Speyside distillery BenRiach has had periods of boom and periods of closure. Then owners Pernod Ricard closed the site in 2001, but, two years later a modern revival of the distillery began in earnest, with Billy Walker (former Production Director for Burn Stewart) leading the reopening of BenRiach. Fast-forward a few years, and the BenRiach Distillery Company (which is now part of Brown-Forman) owns both Glendronach and Glenglassaugh as well as their namesake distillery.
It was not long after BenRiach’s renewal in 2003 that the distillery started producing annual single cask releases. The first batch was released in 2004 – four bottlings which covered 1966, 1970, 1978 and 1984. Each year since, the distillery has released a new batch, showcasing not just vintage years of production, but also peated and non-peated styles as well as different cask maturation. Seven bottlings were produced for BenRiach’s 14th single cask batch which was released in the latter half of 2007. We’re taking a look at cask #105 from this 14th batch – a 10 year old peated whisky that has been matured in a 1st fill oloroso sherry butt. It’s bottled at 62.2% ABV and was a release of 451 bottles.
Nose: Burnt sugars and medicinal smoke. Starting with treacle tarts, golden syrup and burnt caramel stuck to the bottom of a pan, this moves steadily into a more smoky realm – dusty, sooty engine oil and smouldering tobacco mixed with a hearty dose of Dettol.
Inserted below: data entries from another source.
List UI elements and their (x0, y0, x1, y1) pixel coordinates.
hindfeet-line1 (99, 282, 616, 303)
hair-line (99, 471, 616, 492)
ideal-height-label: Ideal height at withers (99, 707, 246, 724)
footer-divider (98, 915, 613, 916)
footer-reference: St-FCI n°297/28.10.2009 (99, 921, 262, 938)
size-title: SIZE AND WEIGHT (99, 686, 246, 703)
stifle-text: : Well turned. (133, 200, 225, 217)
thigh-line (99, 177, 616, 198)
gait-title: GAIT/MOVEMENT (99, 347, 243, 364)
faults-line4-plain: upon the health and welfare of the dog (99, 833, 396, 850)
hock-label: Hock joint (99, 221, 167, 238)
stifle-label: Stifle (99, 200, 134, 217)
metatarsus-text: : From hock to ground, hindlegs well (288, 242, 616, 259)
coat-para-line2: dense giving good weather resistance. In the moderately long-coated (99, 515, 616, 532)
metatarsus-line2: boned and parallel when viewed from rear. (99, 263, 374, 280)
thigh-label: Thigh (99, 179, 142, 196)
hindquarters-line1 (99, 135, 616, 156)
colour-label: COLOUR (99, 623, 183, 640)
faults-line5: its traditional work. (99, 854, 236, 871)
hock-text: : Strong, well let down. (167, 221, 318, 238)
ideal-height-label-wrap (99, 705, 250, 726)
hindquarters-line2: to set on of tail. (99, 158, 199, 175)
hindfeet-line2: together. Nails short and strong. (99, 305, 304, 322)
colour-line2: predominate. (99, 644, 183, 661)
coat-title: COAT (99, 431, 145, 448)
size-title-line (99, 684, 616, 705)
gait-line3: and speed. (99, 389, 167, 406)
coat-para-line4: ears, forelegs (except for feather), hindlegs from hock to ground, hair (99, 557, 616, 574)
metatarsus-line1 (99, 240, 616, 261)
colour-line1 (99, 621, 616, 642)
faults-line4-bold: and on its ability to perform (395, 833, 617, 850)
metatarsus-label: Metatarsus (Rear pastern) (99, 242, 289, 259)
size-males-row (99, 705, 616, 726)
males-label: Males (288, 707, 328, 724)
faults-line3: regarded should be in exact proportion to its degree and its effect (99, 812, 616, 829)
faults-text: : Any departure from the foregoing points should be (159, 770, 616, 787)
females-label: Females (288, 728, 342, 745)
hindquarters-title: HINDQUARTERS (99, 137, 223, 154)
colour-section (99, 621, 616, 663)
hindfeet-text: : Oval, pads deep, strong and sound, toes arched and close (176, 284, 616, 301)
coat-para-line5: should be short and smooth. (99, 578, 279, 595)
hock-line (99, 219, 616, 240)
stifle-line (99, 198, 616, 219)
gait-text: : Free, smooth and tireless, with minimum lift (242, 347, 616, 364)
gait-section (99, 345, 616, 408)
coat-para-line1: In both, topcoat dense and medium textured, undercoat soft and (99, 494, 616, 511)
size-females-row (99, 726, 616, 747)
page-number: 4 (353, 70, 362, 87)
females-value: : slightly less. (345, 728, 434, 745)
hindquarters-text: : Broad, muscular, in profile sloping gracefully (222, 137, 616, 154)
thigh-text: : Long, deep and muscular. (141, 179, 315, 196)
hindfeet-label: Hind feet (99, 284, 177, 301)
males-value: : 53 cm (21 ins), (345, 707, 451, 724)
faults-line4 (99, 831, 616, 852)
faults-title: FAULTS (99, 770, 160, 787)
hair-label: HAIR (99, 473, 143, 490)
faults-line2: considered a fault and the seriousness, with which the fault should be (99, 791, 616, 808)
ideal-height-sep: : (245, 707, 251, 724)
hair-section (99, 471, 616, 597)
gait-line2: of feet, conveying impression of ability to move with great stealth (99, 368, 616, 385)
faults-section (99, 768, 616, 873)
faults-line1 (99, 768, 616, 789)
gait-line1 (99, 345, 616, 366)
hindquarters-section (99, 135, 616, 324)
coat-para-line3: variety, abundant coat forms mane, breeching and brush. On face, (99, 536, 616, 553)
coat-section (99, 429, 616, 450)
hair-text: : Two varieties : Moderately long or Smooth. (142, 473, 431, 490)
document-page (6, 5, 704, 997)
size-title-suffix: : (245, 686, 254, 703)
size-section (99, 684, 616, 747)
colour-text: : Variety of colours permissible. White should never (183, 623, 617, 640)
Rich sherry notes come through nicely – figs dates and some heavily sugared bread pudding. Everything is very well integrated, and quite pronounced at full strength. The addition of water brings out some nuttiness (walnuts) and adds some pungency to the peating – both rubberiness and also meatiness – a joint of roasted ham.
Taste: Viscous, smoky and slightly mineral. The arrival is quite thick and syrupy – there’s more fruit here than on the nose – red fruits and pears. Sugars still feature heavily – toffee, honey and burnt sugar syrup on the way to making a caramel brittle. Smoking is still dusty – coal dusty and soot, but at the same time, is slightly sharper, and more pungent and a touch chalky at the back of the palate. This takes water very well indeed, and in doing so, it offers juicy red berries, tobacco leaf and some light earthiness.
Finish: Long and delivering pepperiness, wood and sooty smoke.
Cask #105 of BenRiach’s Batch 14 has had an extremely fortuitous maturation – whilst at 62.2% it is powerful and assertive, at the same time it shows excellent depth and integration with the sherry adding complexity to the smoky heart of the whisky, rather than taking over and becoming the lead act itself. Water is quite transformative in this instance, and with the high ABV you have a lot of scope for manipulating to your own personal preference. This sold out quickly, but is well worth keeping an eye out for at auction.